[Opinion] ROC’s Vigilance on Private Placement Provisions | Imposing Penalties on Non-compliant Companies

  • Blog|News|Company Law|
  • 2 Min Read
  • By Taxmann
  • |
  • Last Updated on 15 June, 2023

Private Placement Provisions

[2023] 151 taxmann.com 167 (Article)

I. Introduction

There are multiple ways of raising funds: One amongst those is Private Placement.

Whenever a company acquires finance from a specified group of persons against issuance of securities of the company, this corporate action is called private placement. The conditions and compliances relating to the private placement are discussed in section 42 of the Companies Act, 2013 read with rule 14 of the Companies (Prospectus and Allotment of Securities) Rules, 2014.
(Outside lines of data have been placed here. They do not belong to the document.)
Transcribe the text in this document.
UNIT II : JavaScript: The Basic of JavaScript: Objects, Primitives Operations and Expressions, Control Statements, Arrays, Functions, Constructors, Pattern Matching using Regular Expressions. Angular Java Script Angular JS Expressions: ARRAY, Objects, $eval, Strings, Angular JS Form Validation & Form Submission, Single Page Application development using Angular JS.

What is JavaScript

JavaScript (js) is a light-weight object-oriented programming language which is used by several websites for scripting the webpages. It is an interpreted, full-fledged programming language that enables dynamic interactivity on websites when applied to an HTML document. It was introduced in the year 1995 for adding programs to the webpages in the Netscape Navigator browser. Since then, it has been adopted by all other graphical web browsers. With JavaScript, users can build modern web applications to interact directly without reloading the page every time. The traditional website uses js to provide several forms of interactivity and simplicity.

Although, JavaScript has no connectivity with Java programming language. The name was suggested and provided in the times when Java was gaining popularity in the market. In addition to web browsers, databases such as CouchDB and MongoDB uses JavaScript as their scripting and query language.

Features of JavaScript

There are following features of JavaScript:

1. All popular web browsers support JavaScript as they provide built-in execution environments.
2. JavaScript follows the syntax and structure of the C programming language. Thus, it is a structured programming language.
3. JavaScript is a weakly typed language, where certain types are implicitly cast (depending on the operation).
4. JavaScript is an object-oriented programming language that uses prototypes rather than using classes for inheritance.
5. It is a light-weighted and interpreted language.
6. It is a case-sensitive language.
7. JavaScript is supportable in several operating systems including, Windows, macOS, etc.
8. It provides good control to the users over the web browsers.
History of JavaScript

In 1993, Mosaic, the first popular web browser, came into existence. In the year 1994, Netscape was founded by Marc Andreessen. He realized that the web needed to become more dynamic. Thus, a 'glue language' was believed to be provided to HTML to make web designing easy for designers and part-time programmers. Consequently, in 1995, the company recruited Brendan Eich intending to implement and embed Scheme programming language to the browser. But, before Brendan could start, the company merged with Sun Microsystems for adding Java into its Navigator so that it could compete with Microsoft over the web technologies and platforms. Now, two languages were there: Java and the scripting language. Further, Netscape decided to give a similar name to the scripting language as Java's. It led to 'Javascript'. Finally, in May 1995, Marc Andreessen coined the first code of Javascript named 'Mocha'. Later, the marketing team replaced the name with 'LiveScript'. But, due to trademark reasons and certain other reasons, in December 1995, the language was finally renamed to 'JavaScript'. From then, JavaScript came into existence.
II. Key provisions relating to Private Placement

Section 42 and the above-referred Rules prescribe that private placement offers for each kind of security shall not be made to more than 200 persons in the aggregate, in one financial year. Also, the procedures like keeping subscription money in separate bank accounts till allotment and utilisation of subscription money only after filing a return of allotment in form PAS-3 are prescribed in section 42 and its Rules.
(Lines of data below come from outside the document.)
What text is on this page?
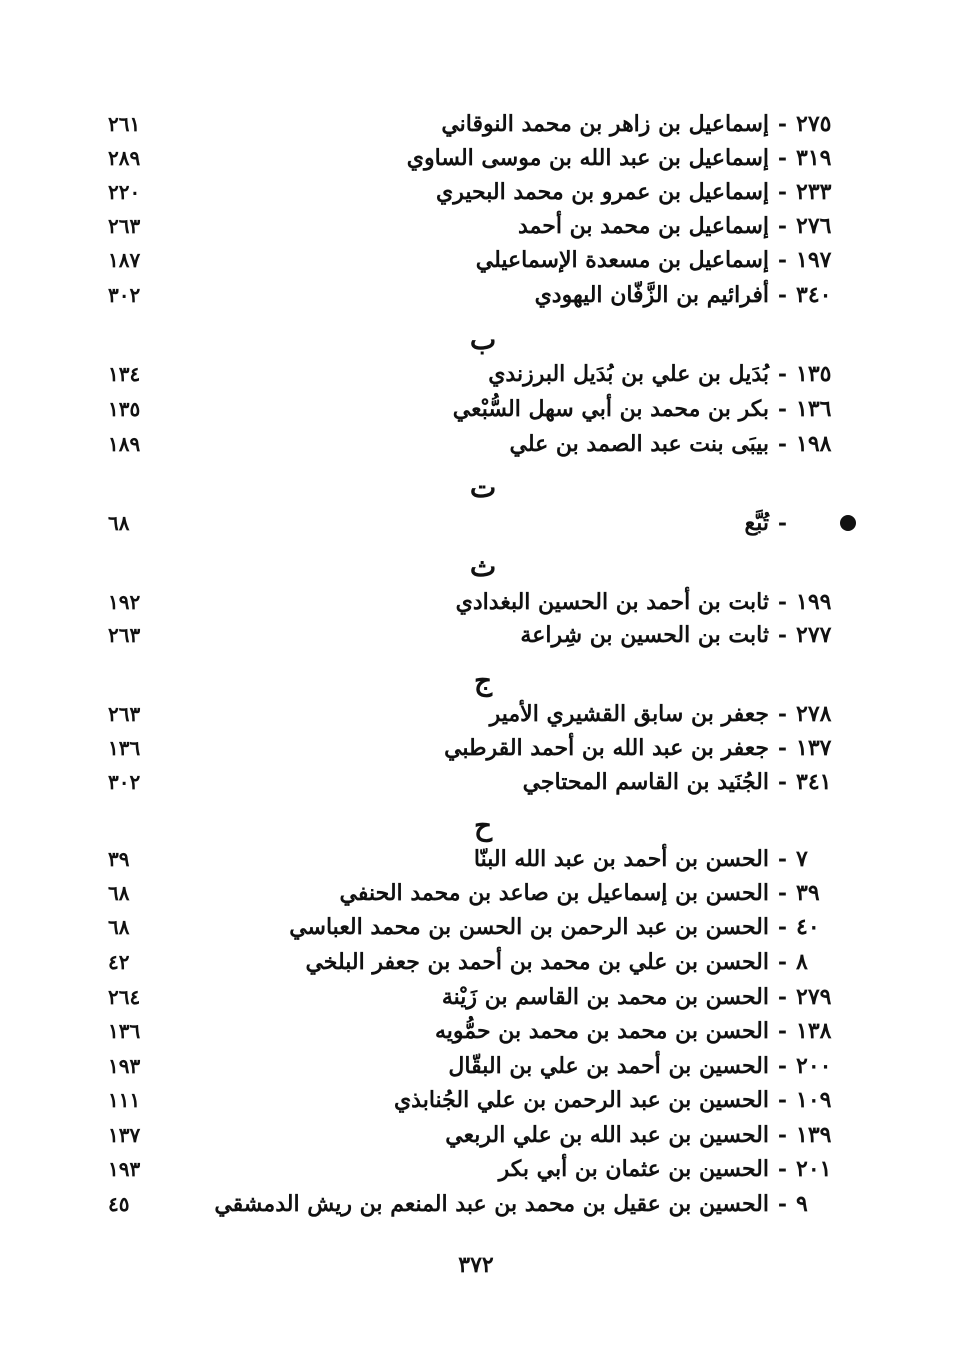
٣٧٢
٢٧٥
-
إسماعيل بن زاهر بن محمد النوقاني
٢٦١
٣١٩
-
إسماعيل بن عبد الله بن موسى الساوي
٢٨٩
٢٣٣
-
إسماعيل بن عمرو بن محمد البحيري
٢٢٠
٢٧٦
-
إسماعيل بن محمد بن أحمد
٢٦٣
١٩٧
-
إسماعيل بن مسعدة الإسماعيلي
١٨٧
٣٤٠
-
أفرائيم بن الزَّفّان اليهودي
٣٠٢
ب
١٣٥
-
بُدَيل بن علي بن بُدَيل البرزندي
١٣٤
١٣٦
-
بكر بن محمد بن أبي سهل السُّبْعي
١٣٥
١٩٨
-
بيبَى بنت عبد الصمد بن علي
١٨٩
ت
-
تُبَّع
٦٨
ث
١٩٩
-
ثابت بن أحمد بن الحسين البغدادي
١٩٢
٢٧٧
-
ثابت بن الحسين بن شِراعة
٢٦٣
ج
٢٧٨
-
جعفر بن سابق القشيري الأمير
٢٦٣
١٣٧
-
جعفر بن عبد الله بن أحمد القرطبي
١٣٦
٣٤١
-
الجُنَيد بن القاسم المحتاجي
٣٠٢
ح
٧
-
الحسن بن أحمد بن عبد الله البنّا
٣٩
٣٩
-
الحسن بن إسماعيل بن صاعد بن محمد الحنفي
٦٨
٤٠
-
الحسن بن عبد الرحمن بن الحسن بن محمد العباسي
٦٨
٨
-
الحسن بن علي بن محمد بن أحمد بن جعفر البلخي
٤٢
٢٧٩
-
الحسن بن محمد بن القاسم بن زَيْنة
٢٦٤
١٣٨
-
الحسن بن محمد بن محمد بن حمُّويه
١٣٦
٢٠٠
-
الحسين بن أحمد بن علي بن البقّال
١٩٣
١٠٩
-
الحسين بن عبد الرحمن بن علي الجُنابذي
١١١
١٣٩
-
الحسين بن عبد الله بن علي الربعي
١٣٧
٢٠١
-
الحسين بن عثمان بن أبي بكر
١٩٣
٩
-
الحسين بن عقيل بن محمد بن عبد المنعم بن ريش الدمشقي
٤٥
Section 42(6) states a timeline of 60 days for making allotment after receipt of money. The subsection further states that if allotment of securities is not done within the prescribed time, the money must be returned to the applicant within 15 days from the end of 60 days and if the money is not so returned, then interest must be paid on such money. Further after completion of these 15 days, the application money received will be considered as deposits accepted by the Company,

Since section 42 deals with a very crucial corporate action, the consequences of non-compliance with this section are also serious. Subsections 9 & 10 of section 42 prescribe penalties for non-compliance with any provisions of section 42 and subsection 11 states that private placement issues not made in contravention of section 42(2), i.e., if made to more than 200 persons in the aggregate, in one financial year, it shall be considered as a public issue of securities and SEBI regulations shall become applicable to such issue.
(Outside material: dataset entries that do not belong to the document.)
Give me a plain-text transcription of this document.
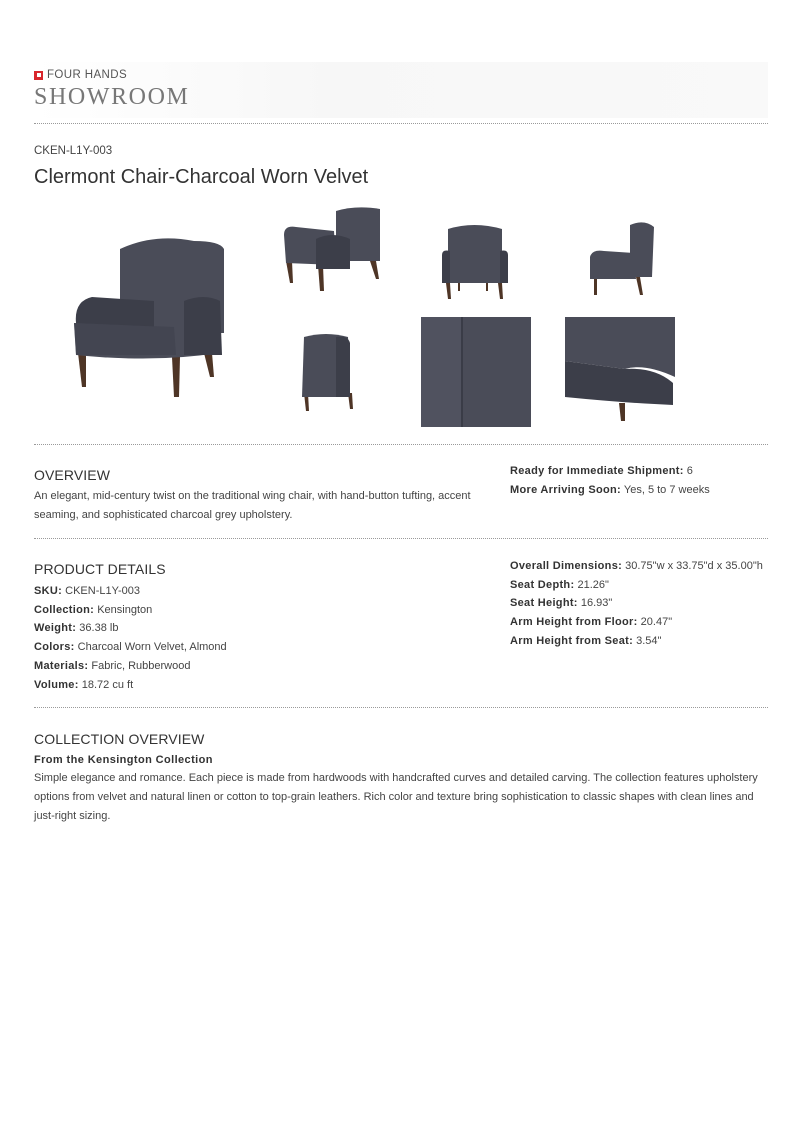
FOUR HANDS
SHOWROOM
CKEN-L1Y-003
Clermont Chair-Charcoal Worn Velvet
OVERVIEW
An elegant, mid-century twist on the traditional wing chair, with hand-button tufting, accent seaming, and sophisticated charcoal grey upholstery.
Ready for Immediate Shipment: 6
More Arriving Soon: Yes, 5 to 7 weeks
PRODUCT DETAILS
SKU: CKEN-L1Y-003
Collection: Kensington
Weight: 36.38 lb
Colors: Charcoal Worn Velvet, Almond
Materials: Fabric, Rubberwood
Volume: 18.72 cu ft
Overall Dimensions: 30.75"w x 33.75"d x 35.00"h
Seat Depth: 21.26"
Seat Height: 16.93"
Arm Height from Floor: 20.47"
Arm Height from Seat: 3.54"
COLLECTION OVERVIEW
From the Kensington Collection
Simple elegance and romance. Each piece is made from hardwoods with handcrafted curves and detailed carving. The collection features upholstery options from velvet and natural linen or cotton to top-grain leathers. Rich color and texture bring sophistication to classic shapes with clean lines and just-right sizing.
Subsection 10 of section 42 prescribes that, if the company accepts money in contravention of section 42, then the company and its directors shall be liable to a penalty that may extend a maximum of up to RS. 2 Crores and the company is required to refund all the money received against the allotment of securities.

III. Precedents

Companies doing private placement and not complying with all the applicable provisions of private placement have been facing flak from ROC. ROCs have been adjudicating this matter for a while now. Recently, a company had to face harsh consequences due to non-compliance with section 42 was seen in the latest adjudication order passed by ROC Mumbai on 1st May 2023. In this order, ROC imposed a heavy penalty on the company and ordered a refund of allotment money along with interest.